Carmen Balcells, la agente literaria que cambió para siempre las reglas del juego editorial en el mundo de habla hispana, era una mujer supersticiosa y fiel practicante del esoterismo. No permitía que alguien brindara con agua, evitaba pasar el salero sin dejarlo antes sobre la mesa y en ella no admitía a trece comensales, temía la rotura de los espejos, no pasaba por debajo de una escalera, firmaba los contratos con autores o con editoriales únicamente los días terminados en siete y a su astróloga de cabecera, la italiana Lisa Morpurgo, solía pedirle la carta astral de sus clientes y conocidos para saber cómo proceder con cada uno de ellos. Aunque siempre estuvo rodeada de los grandes intelectuales, empresarios y políticos de la región (era adicta al poder), la aguerrida y frondosa mujer que convirtió a Barcelona en la capital del boom, fiaba su suerte a un cuarzo blanco metido en un cuenco de cristal azul lleno de agua y a una calabaza encargada de absorber las malas vibras.
Lo cuenta su paisana, amiga y clienta Carme Riera, escritora y académica de la lengua, en Carmen Balcells, traficante de palabras (Debate), una monumental biografía de la catalana fallecida en 2015 que, si bien no es una hagiografía, tampoco es un perfil muy crítico que digamos. El libro fue presentado en la sede de la Real Academia Española, donde cada jueves se “fija, limpia y da esplendor” al diccionario de nuestra lengua, en medio de una tarde anaranjadacasiroja debido a una descocada calima que le dio a toda la península ibérica un aspecto marciano. Esquivando el maldito polvo y apoyado en su bastón, Mario Vargas Llosa, último sobreviviente del boom latinoamericano, llegó a esta casona, donde él mismo ocupa uno de sus vetustos sillones (el ele mayúscula), para asegurarse de que la conversación con la biógrafa fuera un homenaje a su agente y amiga entrañable.
“Fue la misma Carmen quien me pidió que yo encabezara su beatificación, porque para sus autores era una santa y, bueno, aquí está este libro para empezar ese proceso”, empezó a hablar Carme Riera, medio en broma, medio en serio, y Vargas Llosa no se aguantó: “pero el título no me gusta. ¿Traficante?”, dijo frunciendo el ceño. Riera no tardó en entrar al quite: “es que era el término con el que ella se definió varias veces. Y, oye, traficante no es algo necesariamente negativo”. Los dos escritores no iban a crear un conflicto por una palabra, porque ya hay un montón en este país, en este continente y en este mundo, y por eso se centraron en las bondades de esa “persona extraordinaria y generosa” que, según ellos, fue Carmen Balcells y que la también escritora Rosa Montero, por cierto, define como “una reinona increíble.”

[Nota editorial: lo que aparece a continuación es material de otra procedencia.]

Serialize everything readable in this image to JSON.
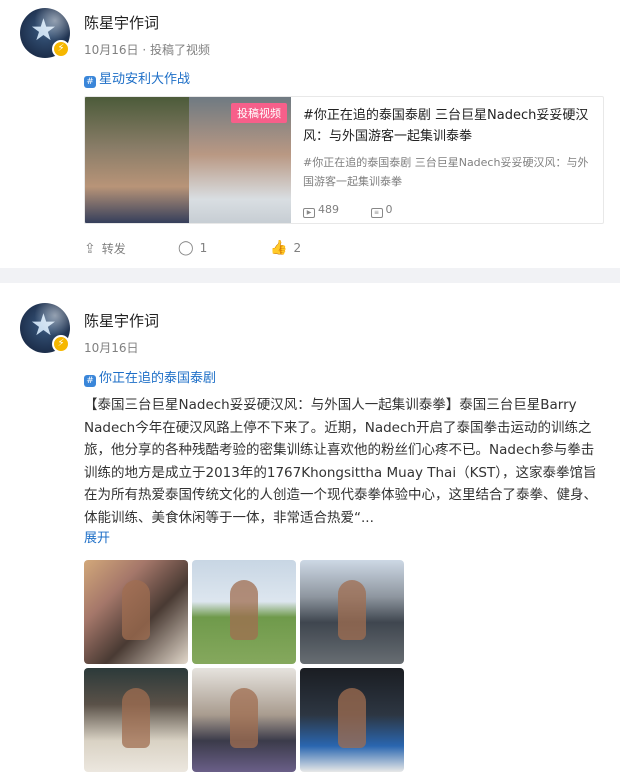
{
  "post1": {
    "author": "陈星宇作词",
    "date": "10月16日",
    "action_text": "投稿了视频",
    "topic": "星动安利大作战",
    "video": {
      "badge": "投稿视频",
      "title": "#你正在追的泰国泰剧 三台巨星Nadech妥妥硬汉风：与外国游客一起集训泰拳",
      "desc": "#你正在追的泰国泰剧 三台巨星Nadech妥妥硬汉风：与外国游客一起集训泰拳",
      "views": "489",
      "comments": "0"
    },
    "actions": {
      "repost": "转发",
      "comments": "1",
      "likes": "2"
    }
  },
  "post2": {
    "author": "陈星宇作词",
    "date": "10月16日",
    "topic": "你正在追的泰国泰剧",
    "text": "【泰国三台巨星Nadech妥妥硬汉风：与外国人一起集训泰拳】泰国三台巨星Barry Nadech今年在硬汉风路上停不下来了。近期，Nadech开启了泰国拳击运动的训练之旅，他分享的各种残酷考验的密集训练让喜欢他的粉丝们心疼不已。Nadech参与拳击训练的地方是成立于2013年的1767Khongsittha Muay Thai（KST），这家泰拳馆旨在为所有热爱泰国传统文化的人创造一个现代泰拳体验中心，这里结合了泰拳、健身、体能训练、美食休闲等于一体，非常适合热爱“...",
    "expand": "展开"
  }
}
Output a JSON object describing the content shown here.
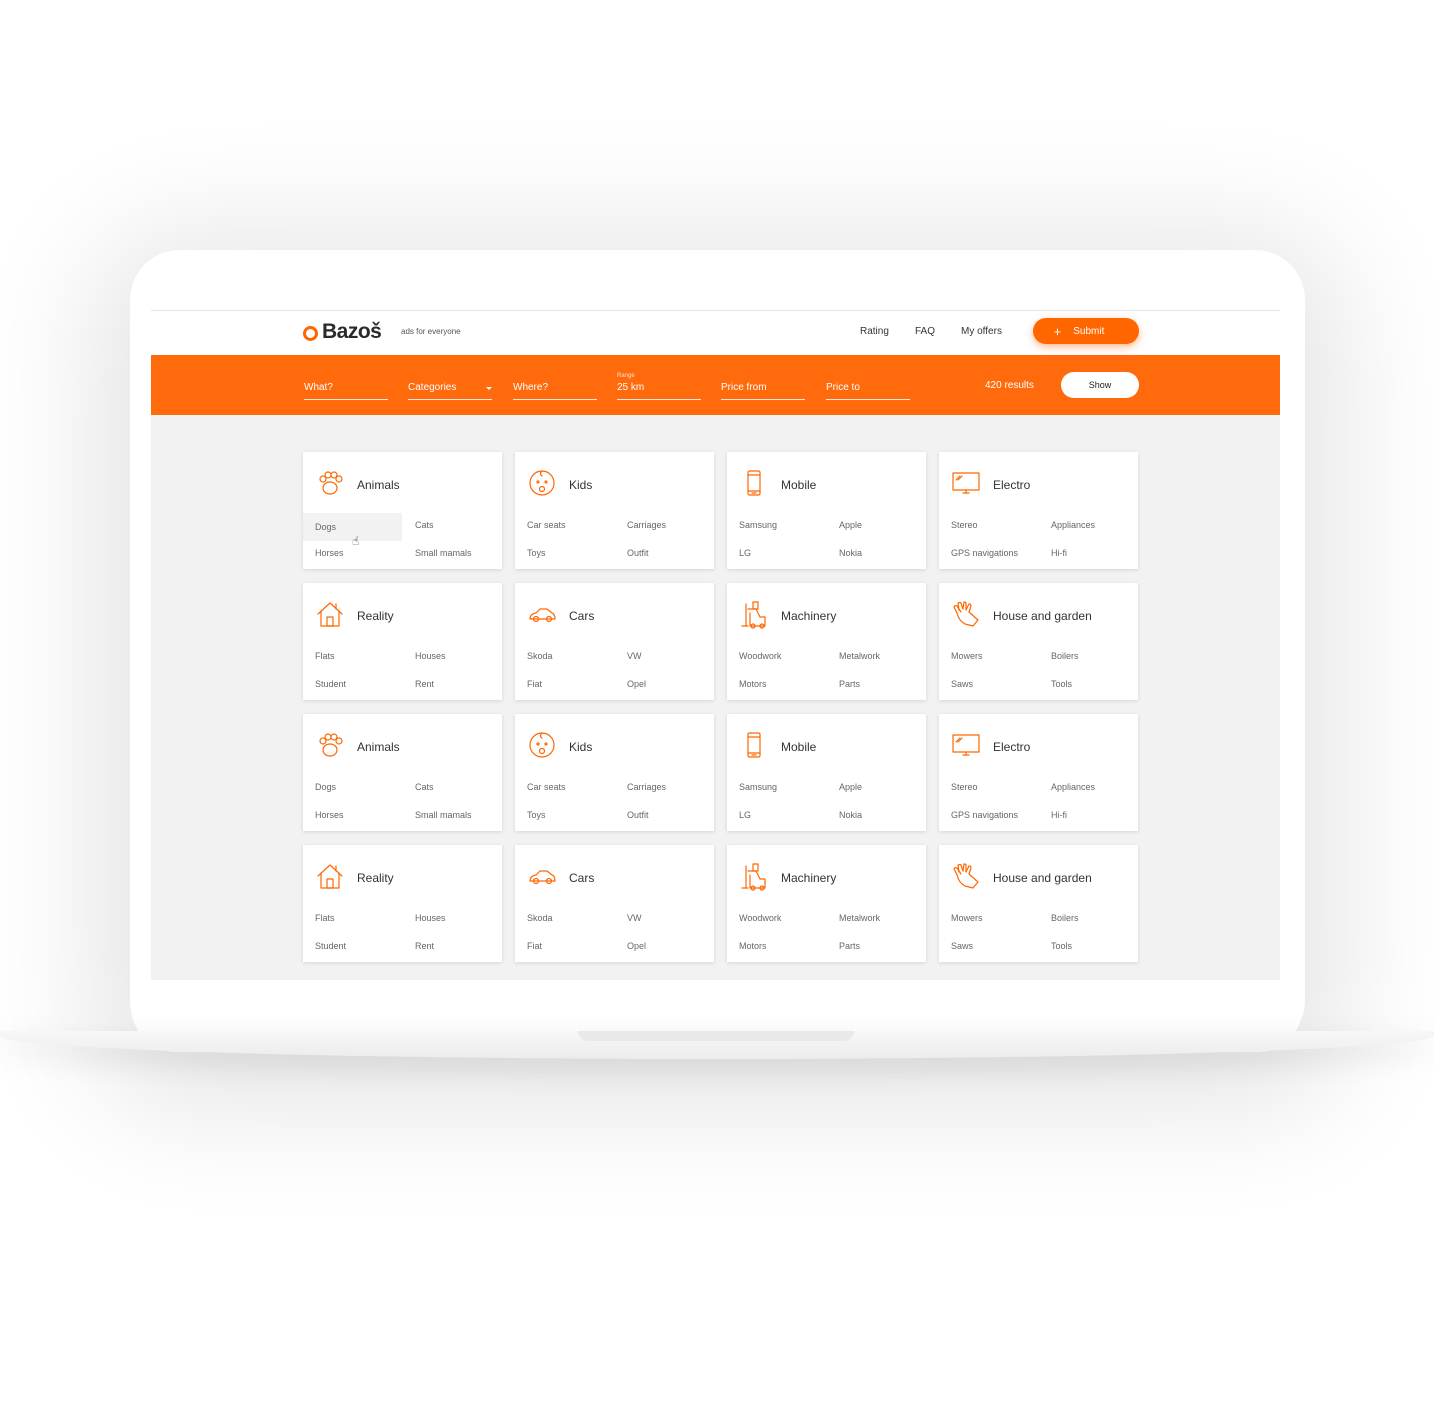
{
  "header": {
    "logo_text": "Bazoš",
    "tagline": "ads for everyone",
    "nav": [
      "Rating",
      "FAQ",
      "My offers"
    ],
    "submit_label": "Submit"
  },
  "search": {
    "what": "What?",
    "categories": "Categories",
    "where": "Where?",
    "range_label": "Range",
    "range_value": "25 km",
    "price_from": "Price from",
    "price_to": "Price to",
    "results": "420 results",
    "show_label": "Show"
  },
  "categories": [
    {
      "icon": "paw-icon",
      "title": "Animals",
      "items": [
        "Dogs",
        "Cats",
        "Horses",
        "Small mamals"
      ]
    },
    {
      "icon": "baby-icon",
      "title": "Kids",
      "items": [
        "Car seats",
        "Carriages",
        "Toys",
        "Outfit"
      ]
    },
    {
      "icon": "mobile-phone-icon",
      "title": "Mobile",
      "items": [
        "Samsung",
        "Apple",
        "LG",
        "Nokia"
      ]
    },
    {
      "icon": "tv-icon",
      "title": "Electro",
      "items": [
        "Stereo",
        "Appliances",
        "GPS navigations",
        "Hi-fi"
      ]
    },
    {
      "icon": "house-icon",
      "title": "Reality",
      "items": [
        "Flats",
        "Houses",
        "Student",
        "Rent"
      ]
    },
    {
      "icon": "car-icon",
      "title": "Cars",
      "items": [
        "Skoda",
        "VW",
        "Fiat",
        "Opel"
      ]
    },
    {
      "icon": "forklift-icon",
      "title": "Machinery",
      "items": [
        "Woodwork",
        "Metalwork",
        "Motors",
        "Parts"
      ]
    },
    {
      "icon": "glove-icon",
      "title": "House and garden",
      "items": [
        "Mowers",
        "Boilers",
        "Saws",
        "Tools"
      ]
    },
    {
      "icon": "paw-icon",
      "title": "Animals",
      "items": [
        "Dogs",
        "Cats",
        "Horses",
        "Small mamals"
      ]
    },
    {
      "icon": "baby-icon",
      "title": "Kids",
      "items": [
        "Car seats",
        "Carriages",
        "Toys",
        "Outfit"
      ]
    },
    {
      "icon": "mobile-phone-icon",
      "title": "Mobile",
      "items": [
        "Samsung",
        "Apple",
        "LG",
        "Nokia"
      ]
    },
    {
      "icon": "tv-icon",
      "title": "Electro",
      "items": [
        "Stereo",
        "Appliances",
        "GPS navigations",
        "Hi-fi"
      ]
    },
    {
      "icon": "house-icon",
      "title": "Reality",
      "items": [
        "Flats",
        "Houses",
        "Student",
        "Rent"
      ]
    },
    {
      "icon": "car-icon",
      "title": "Cars",
      "items": [
        "Skoda",
        "VW",
        "Fiat",
        "Opel"
      ]
    },
    {
      "icon": "forklift-icon",
      "title": "Machinery",
      "items": [
        "Woodwork",
        "Metalwork",
        "Motors",
        "Parts"
      ]
    },
    {
      "icon": "glove-icon",
      "title": "House and garden",
      "items": [
        "Mowers",
        "Boilers",
        "Saws",
        "Tools"
      ]
    }
  ],
  "colors": {
    "accent": "#ff6600",
    "panel": "#f2f2f2"
  }
}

“Una vez se disfrazó de papisa, porque era lo que en realidad quería ser: la autoridad suprema del mundillo literario. Pero también fue una gran amiga a la que le podías contar todo y con toda confianza. Eso sí, luego ella podía darte un consejo o una orden”, arguyó Carme Riera, quien tuvo acceso irrestricto a los archivos de su amiga. “La verdad es que ella”, tomó el relevo el autor de Pantaleón y las visitadoras, “se apoderaba de tu vida y la organizaba en función de lo que a ella le parecía mejor y, en general, acertaba”. A él, por ejemplo, le forjó su destino. El Nobel era profesor en Londres y sólo escribía en sus tiempos libres. Un día llegó la Balcells con un montón de regalos para sus hijos, como si fuera Santa Claus. Mientras los niños empezaban a jugar, muy sería le dijo a él: “¡vas a renunciar a la Universidad y te vas a ir a vivir a Barcelona!” Le hizo caso, dice, “porque cuando a Carmen se le metía algo en la cabeza, había que darle gusto o había que matarla”.
En otra ocasión, la incisiva agente literaria le pidió al escritor peruano que la llevara a su país para probar la ayahuasca. Fueron a la selva de Iquitos, a la choza de una bruja que fumaba puros y cantaba. “Carmen se tomó un bebedizo espantoso y de inmediato se puso reír. Le dije que se calmara, que sus risas podían ser tomadas como una falta de respeto para la gente que estaba allí. Pero la bruja parecía muy despreocupada: ‘déjela, le ha dado la reidera, que es mucho mejor que si le hubiera dado la llorera’. Bueno, pues la dejé que se riera compulsivamente”, contó Mario Vargas. Y entonces la imagen de una desquiciada Carmen Balcells se instaló entre el público.